A friend once told me that every conversation that takes place in a screenplay should be an argument. It’s advice he heard from a writing teacher, and I think it’s basically sound. I’d replace the concept of an argument with the more general notion of tension. It doesn’t have to be direct confrontation, but there should be something at stake beyond the exchange of words.

The key to tension is subtext. In my limited experience rewriting for a director interested in on of my scripts, that is one thing he has emphasized: strip all your dialog of all explanation and description. After all, that’s what the director and actors will add visually and through the sound and the way that they deliver the lines. What should be left is only the subtext. And that subtext should be laid on a foundation of tension.

Here’s a scene from my latest script where I feel like I get it right:

EXT. ROADSIDE OVERLOOK

Coyle and Lilly sit at a picnic table with a view of the ocean. They share a sack lunch. It would be a lovely spot in season, but now there is gray skies and drizzle. They are hunched under their rain slickers. Lilly looks dejected.

LILLY

Your girlfriend going to pick you up?

COYLE

How do you know about that?

LILLY

Everybody knows.

COYLE

It’s not serious.

LILLY

I know what it is.

COYLE

Can we talk about something else?

LILLY

What else is there?

Coyle can’t answer. They eat.

COYLE

You want me to walk you home?

LILLY

Better not. Sally doesn’t like you.

COYLE

I won’t say what I think of her.

LILLY

She’s a good person.

COYLE

So you want to stay with her then?

Coyle stares at her, chewing. Lilly looks at the water.

COYLE

Because if that’s what you want, I’d like to know. I’m working hard trying to make things right.

Pause.

LILLY

She’s a good person. She’s not Mom. She’s not you.
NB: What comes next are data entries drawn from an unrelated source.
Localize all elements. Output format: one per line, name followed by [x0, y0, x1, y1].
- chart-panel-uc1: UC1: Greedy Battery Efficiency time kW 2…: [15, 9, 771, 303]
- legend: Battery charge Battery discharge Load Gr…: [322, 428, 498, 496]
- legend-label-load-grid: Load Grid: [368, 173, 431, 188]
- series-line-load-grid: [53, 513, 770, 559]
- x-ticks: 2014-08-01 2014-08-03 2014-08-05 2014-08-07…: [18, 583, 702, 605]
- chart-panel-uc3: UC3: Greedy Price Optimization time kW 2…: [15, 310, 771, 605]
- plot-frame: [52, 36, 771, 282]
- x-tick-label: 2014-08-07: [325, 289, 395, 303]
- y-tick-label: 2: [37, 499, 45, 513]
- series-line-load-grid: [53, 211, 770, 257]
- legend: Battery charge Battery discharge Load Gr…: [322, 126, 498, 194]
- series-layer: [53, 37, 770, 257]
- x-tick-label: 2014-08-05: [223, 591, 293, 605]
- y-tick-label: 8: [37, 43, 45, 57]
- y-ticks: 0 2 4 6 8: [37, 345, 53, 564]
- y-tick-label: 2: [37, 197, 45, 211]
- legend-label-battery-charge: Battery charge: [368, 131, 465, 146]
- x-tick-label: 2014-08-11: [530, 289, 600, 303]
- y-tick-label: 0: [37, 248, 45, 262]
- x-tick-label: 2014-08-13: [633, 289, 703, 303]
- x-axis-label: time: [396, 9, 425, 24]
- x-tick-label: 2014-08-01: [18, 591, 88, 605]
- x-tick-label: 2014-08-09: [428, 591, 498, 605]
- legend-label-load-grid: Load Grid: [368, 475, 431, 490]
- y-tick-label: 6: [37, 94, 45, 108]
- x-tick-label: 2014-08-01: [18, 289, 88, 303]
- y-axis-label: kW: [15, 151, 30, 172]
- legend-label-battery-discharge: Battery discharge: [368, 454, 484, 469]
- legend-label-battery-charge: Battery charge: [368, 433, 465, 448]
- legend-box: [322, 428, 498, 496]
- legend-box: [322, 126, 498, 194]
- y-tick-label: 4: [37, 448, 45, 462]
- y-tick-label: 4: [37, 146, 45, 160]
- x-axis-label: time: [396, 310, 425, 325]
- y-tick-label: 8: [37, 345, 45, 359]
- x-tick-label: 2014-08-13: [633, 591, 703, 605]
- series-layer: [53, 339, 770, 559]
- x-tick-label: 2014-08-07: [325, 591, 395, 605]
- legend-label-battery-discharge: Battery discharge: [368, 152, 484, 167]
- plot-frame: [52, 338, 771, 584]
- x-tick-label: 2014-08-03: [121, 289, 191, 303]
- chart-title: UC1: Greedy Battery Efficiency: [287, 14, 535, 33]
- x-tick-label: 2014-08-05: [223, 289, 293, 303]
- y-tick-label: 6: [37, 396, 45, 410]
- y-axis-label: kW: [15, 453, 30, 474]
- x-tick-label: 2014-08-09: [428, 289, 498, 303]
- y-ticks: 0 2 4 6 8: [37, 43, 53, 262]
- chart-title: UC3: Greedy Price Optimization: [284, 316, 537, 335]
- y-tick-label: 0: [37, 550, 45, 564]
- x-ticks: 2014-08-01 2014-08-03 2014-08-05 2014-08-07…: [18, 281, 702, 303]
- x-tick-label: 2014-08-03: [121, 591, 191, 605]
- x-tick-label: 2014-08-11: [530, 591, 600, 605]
Coyle looks at her long and hard. She risks a quick glance into his eyes. He nods.

LILLY

I better get going.

She crumples up her paper lunch bag. She picks up her board and wetsuit. She nods at her father and then begins walking along the highway toward town. The wind kicks up.

COYLE

I love you, Lilly.

The wind is strong and she either doesn’t hear or she doesn’t care to respond.

I feel that is a scene where the tension is palpable. Here is the context: Coyle is the father, Lilly is the daughter in foster care. Sally is her foster mom. Coyle’s trying to get her back. But he’s also sleeping around (the girlfriend mentioned at the beginning), carousing, drinking, getting dragged into an unsolved murder case and generally doing a lot of things that will make it harder to get Lilly back. Lilly knows this. Knowing the context of the scene makes a lot of the dialog more clear, but I also think that context shows up as tension and subtext in the actual exchange. You don’t need that context. As a beginning writer, I found that I was continuously adding too much context in the form of description and explanation. Now I struggle to strip things down to the bone. I think this particular script is loaded with good tension and subtext. We’ll see when I send it to contests if it does as well as my other scripts.

One other note about adding tension to dialog. You have to be careful. While it’s always a good idea to ratchet up the tension on the page, you also have to learn when to turn this sensor off. When you wake up obscenely early in the morning like I do, the world you’re building inside your head is blurred with the one in which you actually live. It’s never a good idea to add tension and subtext to your daily conversations. Sometimes I’ll be sitting with my wife or daughter and chatting and that little voice in my head will remind me that I should be adding tension to the conversation. And I’ll say something that pisses them off. Not a good idea.